CouncilDataProject / cdp-data

Data Utilities and Processing Generalized for All CDP Instances
https://councildataproject.org/cdp-data
MIT License
5 stars 4 forks source link

feature/n-gram-trends #3

Closed evamaxfield closed 2 years ago

evamaxfield commented 2 years ago

And so begins the analysis process for a CDP paper. First up a quick and easy ngram history retrieval function and plotting notebook.

Notebook render: https://github.com/CouncilDataProject/cdp-data/blob/feature/n-gram-trends/notebooks/plot_keyword_history.ipynb

The image / final plot render isn't showing up for me on the branch view so here is the actual produced image: visualization

You can give it a go if you would like, simply install with pip install -e .[plot] or pip install -e .[dev] then open up the notebook.

Tagging @kristopher-smith because I think you may have interesting comments on this but no pressure if not, I'm just going to keep chugging away on random stuff.

codecov[bot] commented 2 years ago

Codecov Report

Merging #3 (21a29e6) into main (fce8cc7) will increase coverage by 9.71%. The diff coverage is 86.25%.

@@            Coverage Diff             @@
##             main       #3      +/-   ##
==========================================
+ Coverage   76.47%   86.18%   +9.71%     
==========================================
  Files           5       10       +5     
  Lines          17      275     +258     
==========================================
+ Hits           13      237     +224     
- Misses          4       38      +34     
Impacted Files Coverage Δ
cdp_data/keywords.py 79.85% <79.85%> (ø)
cdp_data/datasets.py 88.15% <88.15%> (ø)
cdp_data/constants.py 100.00% <100.00%> (ø)
cdp_data/tests/test_keywords.py 100.00% <100.00%> (ø)
cdp_data/utils/__init__.py 100.00% <100.00%> (ø)
cdp_data/utils/db_utils.py 100.00% <100.00%> (ø)
cdp_data/utils/fs_utils.py 100.00% <100.00%> (ø)

Continue to review full report at Codecov.

Legend - Click here to learn more Δ = absolute <relative> (impact), ø = not affected, ? = missing data Powered by Codecov. Last update fce8cc7...21a29e6. Read the comment docs.

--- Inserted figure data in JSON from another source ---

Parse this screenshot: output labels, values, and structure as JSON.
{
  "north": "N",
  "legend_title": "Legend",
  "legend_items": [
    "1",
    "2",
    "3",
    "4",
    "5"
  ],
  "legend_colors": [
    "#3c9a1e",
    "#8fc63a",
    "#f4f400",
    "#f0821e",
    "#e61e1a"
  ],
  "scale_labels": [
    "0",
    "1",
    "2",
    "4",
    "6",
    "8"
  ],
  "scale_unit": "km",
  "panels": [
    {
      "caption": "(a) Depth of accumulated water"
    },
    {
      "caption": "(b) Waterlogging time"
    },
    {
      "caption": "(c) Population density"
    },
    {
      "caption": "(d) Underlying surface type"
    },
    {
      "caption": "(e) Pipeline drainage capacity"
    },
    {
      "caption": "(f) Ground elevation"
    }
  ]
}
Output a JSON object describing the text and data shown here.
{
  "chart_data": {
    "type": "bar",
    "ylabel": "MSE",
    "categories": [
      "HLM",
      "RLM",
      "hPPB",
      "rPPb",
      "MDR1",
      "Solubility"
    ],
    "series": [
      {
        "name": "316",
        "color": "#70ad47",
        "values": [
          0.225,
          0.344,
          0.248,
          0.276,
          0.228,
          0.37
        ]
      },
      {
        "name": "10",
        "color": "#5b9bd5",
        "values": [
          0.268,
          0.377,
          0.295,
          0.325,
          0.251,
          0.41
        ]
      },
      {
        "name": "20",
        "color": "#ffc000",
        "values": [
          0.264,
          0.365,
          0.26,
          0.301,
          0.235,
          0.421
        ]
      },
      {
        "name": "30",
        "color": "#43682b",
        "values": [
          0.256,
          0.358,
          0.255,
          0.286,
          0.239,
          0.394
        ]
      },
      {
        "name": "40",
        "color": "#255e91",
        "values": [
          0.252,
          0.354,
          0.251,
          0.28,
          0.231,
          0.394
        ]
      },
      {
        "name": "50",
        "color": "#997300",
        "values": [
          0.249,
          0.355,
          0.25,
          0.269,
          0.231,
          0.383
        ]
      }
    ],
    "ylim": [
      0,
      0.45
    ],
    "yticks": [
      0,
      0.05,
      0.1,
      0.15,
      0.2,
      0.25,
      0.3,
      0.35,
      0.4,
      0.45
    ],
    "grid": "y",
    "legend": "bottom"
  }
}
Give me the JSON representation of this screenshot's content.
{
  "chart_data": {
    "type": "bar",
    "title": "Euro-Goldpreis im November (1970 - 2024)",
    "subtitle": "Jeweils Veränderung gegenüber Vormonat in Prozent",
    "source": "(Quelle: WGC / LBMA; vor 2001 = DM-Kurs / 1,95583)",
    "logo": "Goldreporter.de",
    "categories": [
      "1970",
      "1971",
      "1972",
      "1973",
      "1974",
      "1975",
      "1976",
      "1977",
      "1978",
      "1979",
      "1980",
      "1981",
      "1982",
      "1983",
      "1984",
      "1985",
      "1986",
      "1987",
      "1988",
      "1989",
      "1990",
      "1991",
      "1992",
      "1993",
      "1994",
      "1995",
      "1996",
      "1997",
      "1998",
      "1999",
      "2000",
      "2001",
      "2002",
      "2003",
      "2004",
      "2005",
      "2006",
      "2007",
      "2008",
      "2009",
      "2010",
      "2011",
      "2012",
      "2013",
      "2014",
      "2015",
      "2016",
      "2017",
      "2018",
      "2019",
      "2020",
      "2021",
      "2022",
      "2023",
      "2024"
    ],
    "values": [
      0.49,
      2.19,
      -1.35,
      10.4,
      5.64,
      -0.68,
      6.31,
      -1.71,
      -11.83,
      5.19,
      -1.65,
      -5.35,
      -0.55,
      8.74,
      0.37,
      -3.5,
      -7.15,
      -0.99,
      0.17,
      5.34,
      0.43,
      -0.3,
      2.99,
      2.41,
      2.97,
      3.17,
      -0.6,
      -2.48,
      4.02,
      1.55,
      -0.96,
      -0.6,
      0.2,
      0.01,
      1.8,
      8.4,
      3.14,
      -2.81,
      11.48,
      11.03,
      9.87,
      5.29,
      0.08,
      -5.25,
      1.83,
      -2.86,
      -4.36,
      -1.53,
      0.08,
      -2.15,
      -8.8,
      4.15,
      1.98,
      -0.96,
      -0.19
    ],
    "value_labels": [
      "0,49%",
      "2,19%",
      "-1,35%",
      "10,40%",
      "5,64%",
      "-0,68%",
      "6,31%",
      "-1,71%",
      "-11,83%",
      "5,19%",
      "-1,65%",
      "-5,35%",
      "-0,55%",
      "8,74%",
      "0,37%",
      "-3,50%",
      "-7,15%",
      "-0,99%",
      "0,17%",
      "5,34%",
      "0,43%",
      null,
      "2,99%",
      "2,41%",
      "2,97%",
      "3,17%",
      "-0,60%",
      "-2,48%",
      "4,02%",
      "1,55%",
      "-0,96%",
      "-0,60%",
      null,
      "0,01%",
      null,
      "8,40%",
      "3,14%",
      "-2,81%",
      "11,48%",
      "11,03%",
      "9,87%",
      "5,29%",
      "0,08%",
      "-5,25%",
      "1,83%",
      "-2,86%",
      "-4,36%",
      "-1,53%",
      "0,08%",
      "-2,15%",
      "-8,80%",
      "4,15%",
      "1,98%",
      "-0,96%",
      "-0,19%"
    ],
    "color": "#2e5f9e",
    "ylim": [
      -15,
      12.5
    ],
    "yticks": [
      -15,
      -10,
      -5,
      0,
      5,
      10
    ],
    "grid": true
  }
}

evamaxfield commented 2 years ago

A tiny bit of work to do on documentation but I think I am "done" on the core ngram trends code!! :tada:

Here is the "relevancy history" i.e. the tfidf values over time -- this is useful to see when a keyword is maximally relevant (scores better than normal against itself) visualization(1)

But here is the actual ngram "usage history" i.e. the percent of that keyword over the percent of all keywords used that day -- this is useful to compare keywords against each other visualization

The takeaway here is: glad Kayla and Stephen helped me realize that we can't and shouldn't use the tfidf values because we can't compare different plots against each other using those values.

For example in the first visualization (tfidf values on the y-axis) naively you might think that "police" as a keyword is used more than "transportation" or "housing" but really its just that "the most relevant meetings to a search of 'police' would result in meetings from a while ago" (the higher scoring meetings i.e. the most relevant meetings, are from last year) -- while "there isn't really a difference in relevance for housing by date" (housing meetings are generally the same level of relevance / discussion and usage is somewhat constant).

If we wanted to see the actual usage, the second plot shows us that, the use of the word "police" / "policing" is going slightly down over time (which makes sense and tracks with the tfidf plot), but in comparison to the "housing" / "house" / "houses" plot, housing is generally discussed more than policing. And transportation is rarely discussed at all (probably because Pederson rarely holds a transporation committee meeting).